I have an API Gateway endpoint that routes requests to a lambda function that writes data into an S3 bucket.
In high-volume scenarios, when managing a significant influx of requests, there is an increased risk of failures when writing data to S3. This could be due to various factors such as network issues, S3 service disruptions, concurrent write conflicts, or exceeding capacity limits (Amazon S3 supports request rates of up to 3500 Put requests per second to a single prefix. In some scenarios, rapid concurrent Put requests to the same key can result in a 503 response.). Therefore, addressing and mitigating these potential failure points is essential to ensure the reliability of data writes to S3 in such situations.

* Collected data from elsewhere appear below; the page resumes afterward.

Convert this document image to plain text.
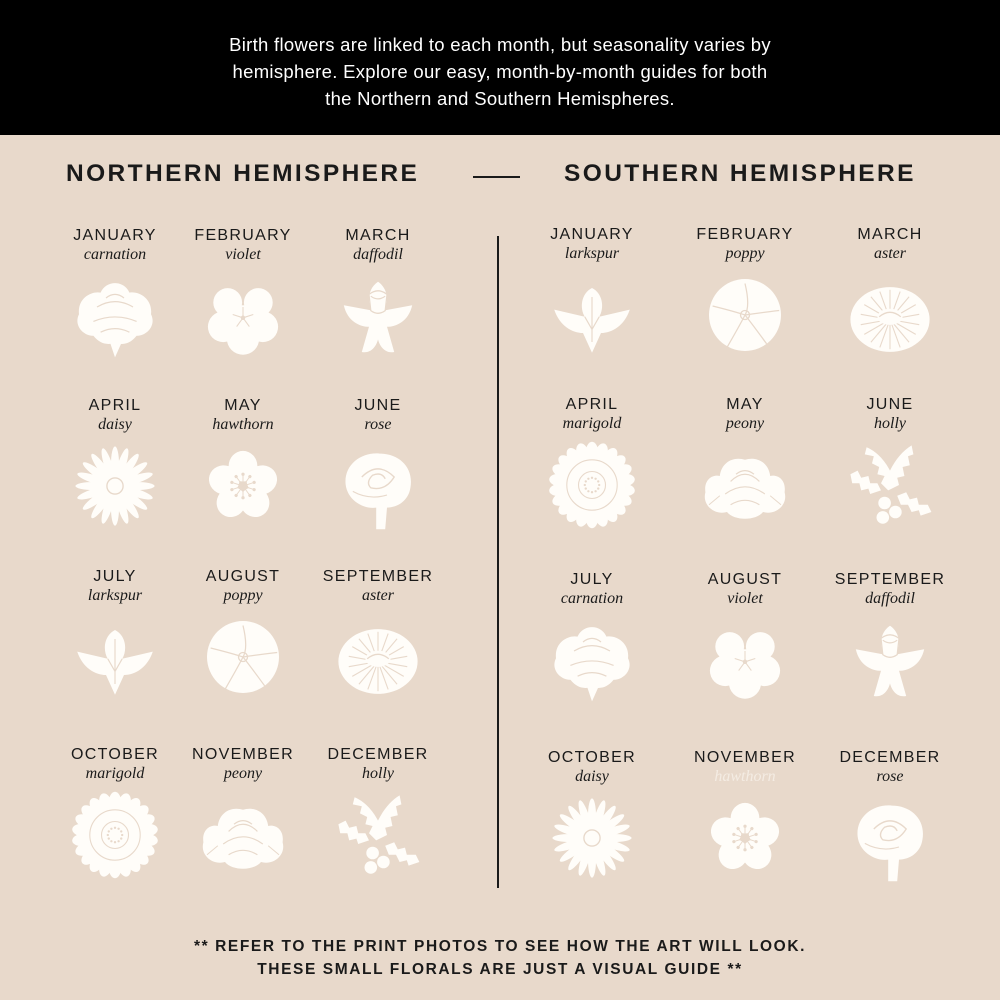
Birth flowers are linked to each month, but seasonality varies by
hemisphere. Explore our easy, month-by-month guides for both
the Northern and Southern Hemispheres.

NORTHERN HEMISPHERE	SOUTHERN HEMISPHERE
JANUARY
carnation
FEBRUARY
violet
MARCH
daffodil
APRIL
daisy
MAY
hawthorn
JUNE
rose
JULY
larkspur
AUGUST
poppy
SEPTEMBER
aster
OCTOBER
marigold
NOVEMBER
peony
DECEMBER
holly
JANUARY
larkspur
FEBRUARY
poppy
MARCH
aster
APRIL
marigold
MAY
peony
JUNE
holly
JULY
carnation
AUGUST
violet
SEPTEMBER
daffodil
OCTOBER
daisy
NOVEMBER
hawthorn
DECEMBER
rose
** REFER TO THE PRINT PHOTOS TO SEE HOW THE ART WILL LOOK.
THESE SMALL FLORALS ARE JUST A VISUAL GUIDE **
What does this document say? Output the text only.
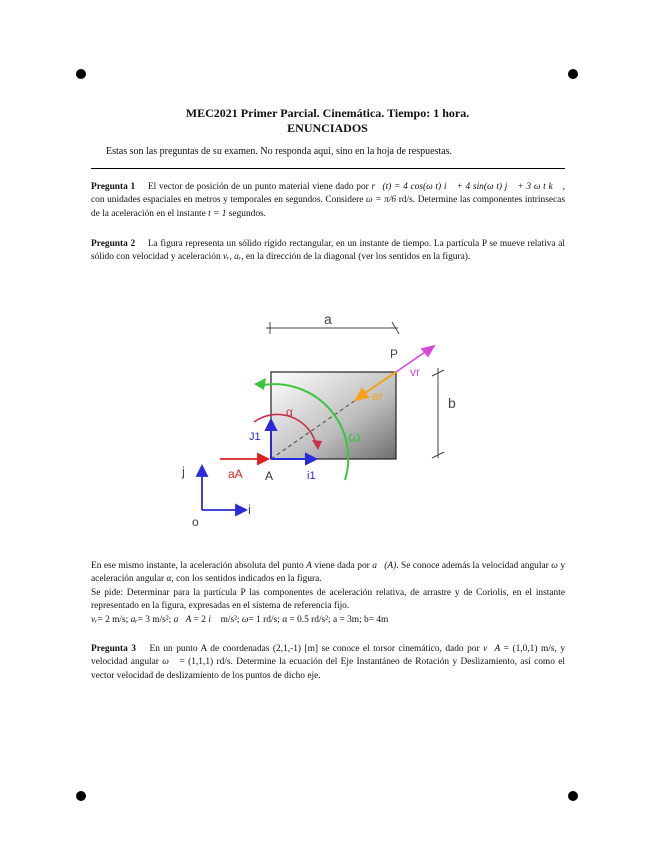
MEC2021 Primer Parcial. Cinemática. Tiempo: 1 hora.
ENUNCIADOS
Estas son las preguntas de su examen. No responda aquí, sino en la hoja de respuestas.

Pregunta 1 El vector de posición de un punto material viene dado por r⃗(t) = 4 cos(ω t) i⃗ + 4 sin(ω t) j⃗ + 3 ω t k⃗ , con unidades espaciales en metros y temporales en segundos. Considere ω = π/6 rd/s. Determine las componentes intrínsecas de la aceleración en el instante t = 1 segundos.

Pregunta 2 La figura representa un sólido rígido rectangular, en un instante de tiempo. La partícula P se mueve relativa al sólido con velocidad y aceleración vᵣ, aᵣ, en la dirección de la diagonal (ver los sentidos en la figura).

a
b
P
vr
ar
ω
α
J1
i1
aA A
j
i
o

En ese mismo instante, la aceleración absoluta del punto A viene dada por a⃗(A). Se conoce además la velocidad angular ω y aceleración angular α, con los sentidos indicados en la figura.

Se pide: Determinar para la partícula P las componentes de aceleración relativa, de arrastre y de Coriolis, en el instante representado en la figura, expresadas en el sistema de referencia fijo.

vᵣ= 2 m/s; aᵣ= 3 m/s²; a⃗A = 2 i⃗ m/s²; ω= 1 rd/s; α = 0.5 rd/s²; a = 3m; b= 4m

Pregunta 3 En un punto A de coordenadas (2,1,-1) [m] se conoce el torsor cinemático, dado por v⃗A = (1,0,1) m/s, y velocidad angular ω⃗ = (1,1,1) rd/s. Determine la ecuación del Eje Instantáneo de Rotación y Deslizamiento, así como el vector velocidad de deslizamiento de los puntos de dicho eje.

An example where this might occur is having a webhook that hits your endpoint when a change happens in an external system. I've experienced this in tools such as Slack, Github, Jira, etc. Considering the large volume of data generated by these tools, using your endpoint frequently at a larger scale could pose challenges.
Settle in with your favourite beverage as we're about to explore some details together; this post is set to be a bit lengthier than usual.
Build the project
We will start by building a project with SST that provisions an API Gateway, a Lambda, and an S3 bucket. Once implemented, we'll look into testing for concurrent write conflicts or exceeding capacity limits.
The architecture looks as follows:
Run the following to create the project locally:
npx create-sst@latest
Ok to proceed? (y) y
? Project name s3-writes-reliability
✔ Copied template files
Next steps:
- cd s3-writes-reliability
- npm install (or pnpm install, or yarn)
- npm run dev
Delete the unnecessary infrastructure under stacks
and packages
. The infrastructure lives under stacks
and the actual Lambda code lives under packages
.
Create the following stack:
import { StackContext, Api, Bucket, Config } from "sst/constructs";
import * as iam from "aws-cdk-lib/aws-iam";
export function API({ stack }: StackContext) {
const bucket = new Bucket(stack, "Uploads");
const api = new Api(stack, "api", {
routes: {
"POST /todo": "packages/functions/src/lambda.handler",
},
});
const BUCKET_NAME = new Config.Parameter(stack, "BUCKET_NAME", {
value: bucket.bucketName,
});
api.attachPermissions([
new iam.PolicyStatement({
actions: [
"s3:PutObject",
"s3:PutObjectAcl",
"s3:ListBucket",
"s3:GetObject",
],
effect: iam.Effect.ALLOW,
resources: [
bucket.bucketArn + "/*",
],
}),
]);
api.bindToRoute("POST /todo", [BUCKET_NAME, bucket]);
stack.addOutputs({
ApiEndpoint: api.url,
});
}
This stack will provision the API Gateway endpoint, the lambda function and the S3 bucket to which we will write.
Now let's update the lambda function under packages/functions/src/lambda.ts
:
import { ApiHandler } from "sst/node/api";
import { Config } from "sst/node/config";
import { PutObjectCommand, S3Client } from "@aws-sdk/client-s3";
const client = new S3Client({});
export const handler = ApiHandler(async (_evt) => {
const params = {
Body: _evt.body,
Bucket: Config.BUCKET_NAME,
Key: Math.random().toString(),
};
const response = await client.send(new PutObjectCommand(params));
return {
statusCode: 200,
body: JSON.stringify(response)
};
});
We built an API endpoint that invokes a Lambda, which in turn puts an object in S3.
Deliberate Error Creation
We will explore the S3 Capacity limit (3500 requests/second), looking to hit that limit. This exercise's purpose is to mirror real-life scenarios where a Lambda function might be invoked at scale, allowing us to explore the behaviour and performance of the system under heavy load.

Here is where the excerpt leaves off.